Just got this warning for the 1st time today, when I clicked on Happy sewing place's blog. The message though listed the hungry zombie site, which I am unfamiliar with. I closed out, but am glad to see you addressing it here.

Curious and curiouser

Ana Stepalica said...

OK, I browsed a LOT to find an answer. The only thing I could do was to completely unsubscribe from the hungry zombie couture (which is a pity, I like her blog), and to remove it from my blogroll list.
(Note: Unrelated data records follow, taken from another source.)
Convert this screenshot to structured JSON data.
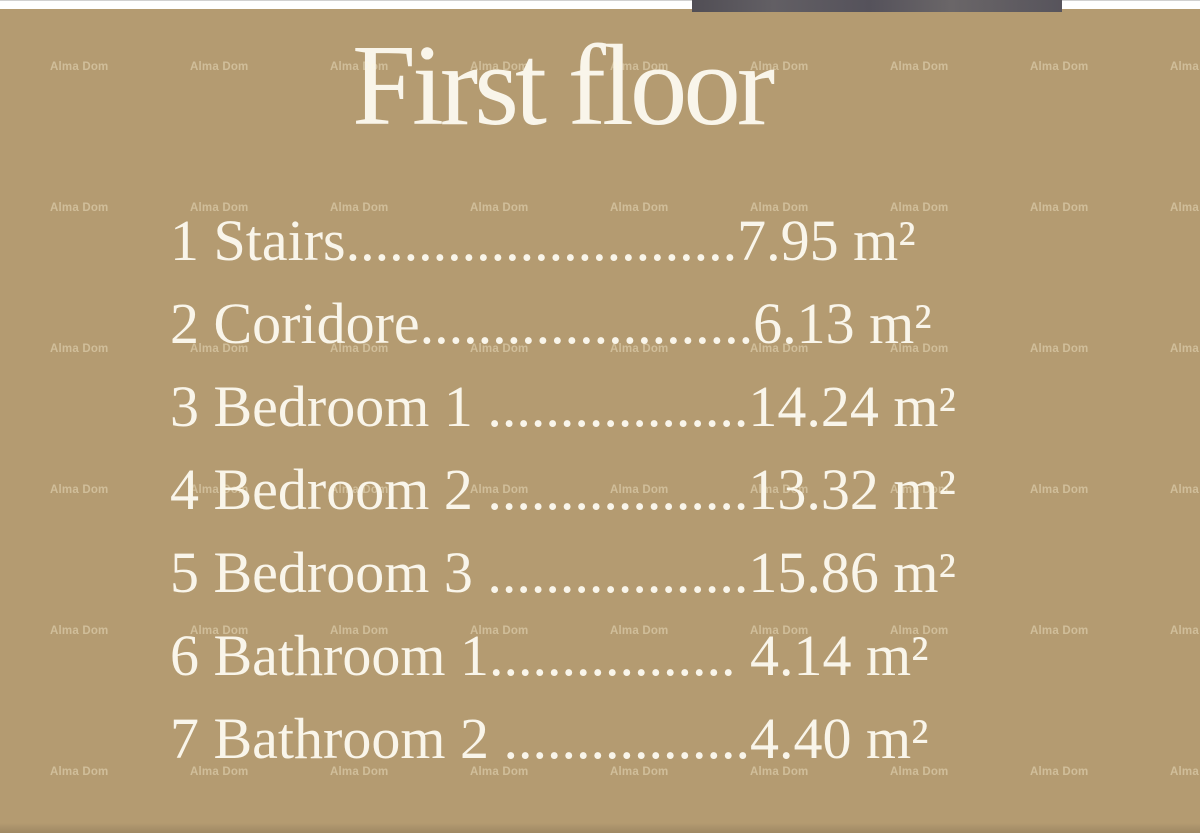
{
  "title": "First floor",
  "watermark": {
    "text": "Alma Dom"
  },
  "rooms": [
    {
      "label": "1 Stairs",
      "dots": "...........................",
      "area": "7.95 m²"
    },
    {
      "label": "2 Coridore",
      "dots": ".......................",
      "area": "6.13 m²"
    },
    {
      "label": "3 Bedroom 1 ",
      "dots": "..................",
      "area": "14.24 m²"
    },
    {
      "label": "4 Bedroom 2 ",
      "dots": "..................",
      "area": "13.32 m²"
    },
    {
      "label": "5 Bedroom 3 ",
      "dots": "..................",
      "area": "15.86 m²"
    },
    {
      "label": "6 Bathroom 1",
      "dots": ".................",
      "area": " 4.14 m²"
    },
    {
      "label": "7 Bathroom 2 ",
      "dots": ".................",
      "area": "4.40 m²"
    }
  ]
}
I think it solved the problem (I have to double check it again).
I would appreciate if someone would try to access my blog and let me know if the malware page still appears or not.

Jillybejoyful said...

Yay AnaJan I'm so glad you checked in here! (AnaJan has the Stepalica blog, if anyone is unfamiliar with her, & she does wonderful designs)
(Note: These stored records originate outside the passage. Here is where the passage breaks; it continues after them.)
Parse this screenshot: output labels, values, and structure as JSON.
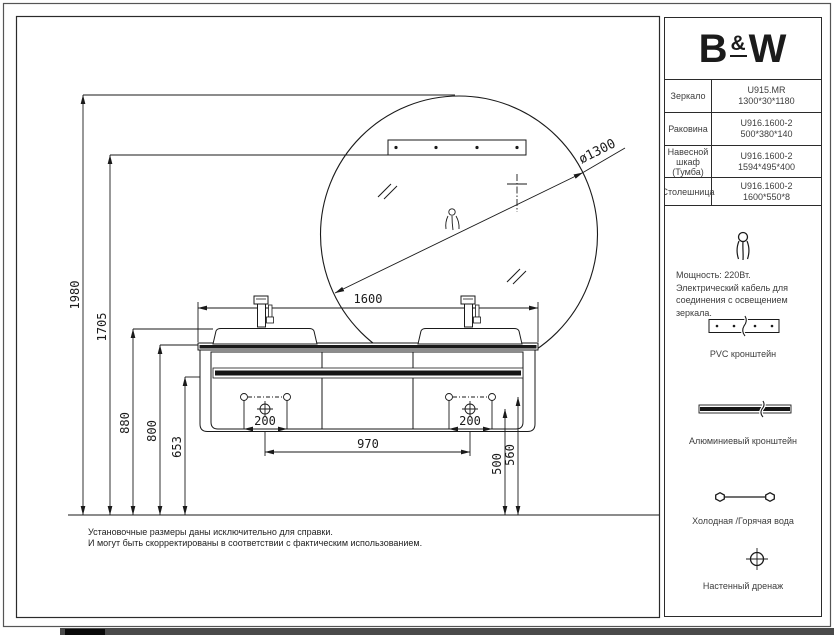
{
  "sidebar": {
    "logo_b": "B",
    "logo_amp": "&",
    "logo_w": "W",
    "table": {
      "rows": [
        {
          "label": "Зеркало",
          "value": "U915.MR\n1300*30*1180"
        },
        {
          "label": "Раковина",
          "value": "U916.1600-2\n500*380*140"
        },
        {
          "label": "Навесной шкаф (Тумба)",
          "value": "U916.1600-2\n1594*495*400"
        },
        {
          "label": "Столешница",
          "value": "U916.1600-2\n1600*550*8"
        }
      ]
    },
    "power_note": "Мощность: 220Вт.\nЭлектрический кабель для\nсоединения с освещением\nзеркала.",
    "pvc_caption": "PVC кронштейн",
    "aluminum_caption": "Алюминиевый кронштейн",
    "water_caption": "Холодная /Горячая вода",
    "drain_caption": "Настенный дренаж"
  },
  "drawing": {
    "dims": {
      "total_height": "1980",
      "bracket_height": "1705",
      "basin_height": "880",
      "countertop_height": "800",
      "bar_height": "653",
      "countertop_width": "1600",
      "drain_spacing": "970",
      "hole_spacing_left": "200",
      "hole_spacing_right": "200",
      "drain_height": "500",
      "hole_height": "560",
      "mirror_diameter": "ø1300"
    },
    "footnote": "Установочные размеры даны исключительно для справки.\nИ могут быть скорректированы в соответствии с фактическим использованием."
  },
  "colors": {
    "line": "#1a1a1a",
    "text": "#3d3d3d"
  }
}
I just clicked on your site (w/ Google) & it went through just fine, no warning... *whew*

Jillybejoyful said...

Thank you Martha, for finding that link....as usual, it will probably take the Google PTB forever to respond, but at least a few folks are giving their opinions. Clearly, it isn't just the sewing community that's being affected.
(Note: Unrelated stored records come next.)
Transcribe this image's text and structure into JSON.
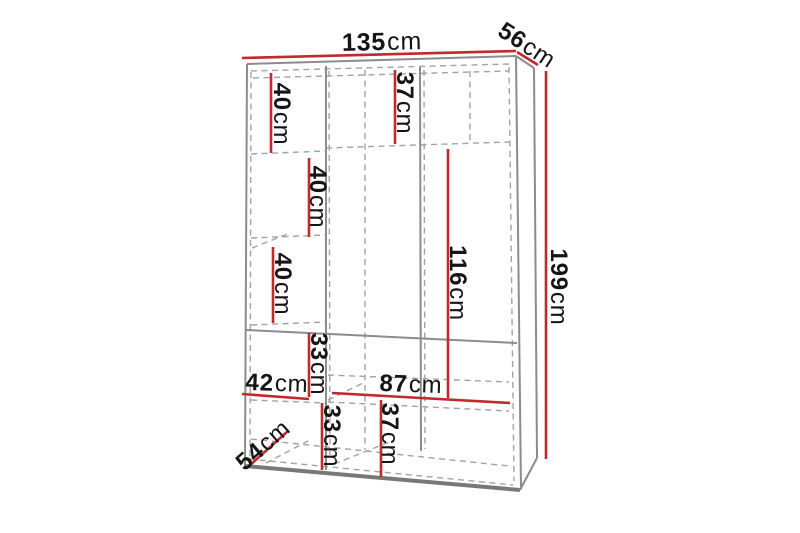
{
  "diagram": {
    "type": "furniture-dimension-diagram",
    "subject": "three-section wardrobe, perspective line drawing with shelf layout"
  },
  "colors": {
    "dimension_line": "#c1292b",
    "outline": "#8c8c8c",
    "outline_heavy": "#787878",
    "hidden_line": "#a3a3a3",
    "text": "#151515",
    "background": "#ffffff"
  },
  "dimensions": {
    "width": {
      "value": "135",
      "unit": "cm"
    },
    "depth": {
      "value": "56",
      "unit": "cm"
    },
    "height": {
      "value": "199",
      "unit": "cm"
    },
    "left_shelf_1": {
      "value": "40",
      "unit": "cm"
    },
    "top_shelf": {
      "value": "37",
      "unit": "cm"
    },
    "left_shelf_2": {
      "value": "40",
      "unit": "cm"
    },
    "left_shelf_3": {
      "value": "40",
      "unit": "cm"
    },
    "hanging_height": {
      "value": "116",
      "unit": "cm"
    },
    "mid_compartment": {
      "value": "33",
      "unit": "cm"
    },
    "left_width": {
      "value": "42",
      "unit": "cm"
    },
    "right_width": {
      "value": "87",
      "unit": "cm"
    },
    "bottom_left": {
      "value": "33",
      "unit": "cm"
    },
    "bottom_middle": {
      "value": "37",
      "unit": "cm"
    },
    "inner_depth": {
      "value": "54",
      "unit": "cm"
    }
  }
}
I really hope people don't end up losing their blogs though :(

Jillybejoyful said...

One of the responses at the Help Center:
"There is a widespread issue occurring with Blogger currently. What happened is there is a 3rd party utility from blogutils . net that is used on many Blogger sites and blogutils . net got hacked and the utilty started returning malicious code. Just about every Blogger site using that utility got flagged. blogutils . net has cleaned up the hack and the utility is no longer returning malicious code, but any Blogger site which got flagged by Google will continue to show the warning until a malware review is done by Google and the site is cleared."

Ana Stepalica said...

Thanks Jilly, I'm relieved everything's back to normal.
Hopefully, the Hungry zombie couture will fix the problem and return to normal blogging.

glorm said...

Hope everything is fixed now.

Shannon said...

I had a few rather annoying days trying to figure out why my blog was acting like a proverbial "Typhoid Mary." Thankfully, hubby stepped in and sorted it all out. I am now malware warning free. It appears that the blog sewhotmommi was the source of my issues and once I deleted all links to that blog, all was well with my blog again.

I such sympathy for Dei (sewhotmommi's owner) as it appears she has now deleted her blog. I sure hope she is back to blogging in the future.

marysews said...

I've resubscribed to hungryzombiecouture. I need to find the other one I unsubbed from because of "the message."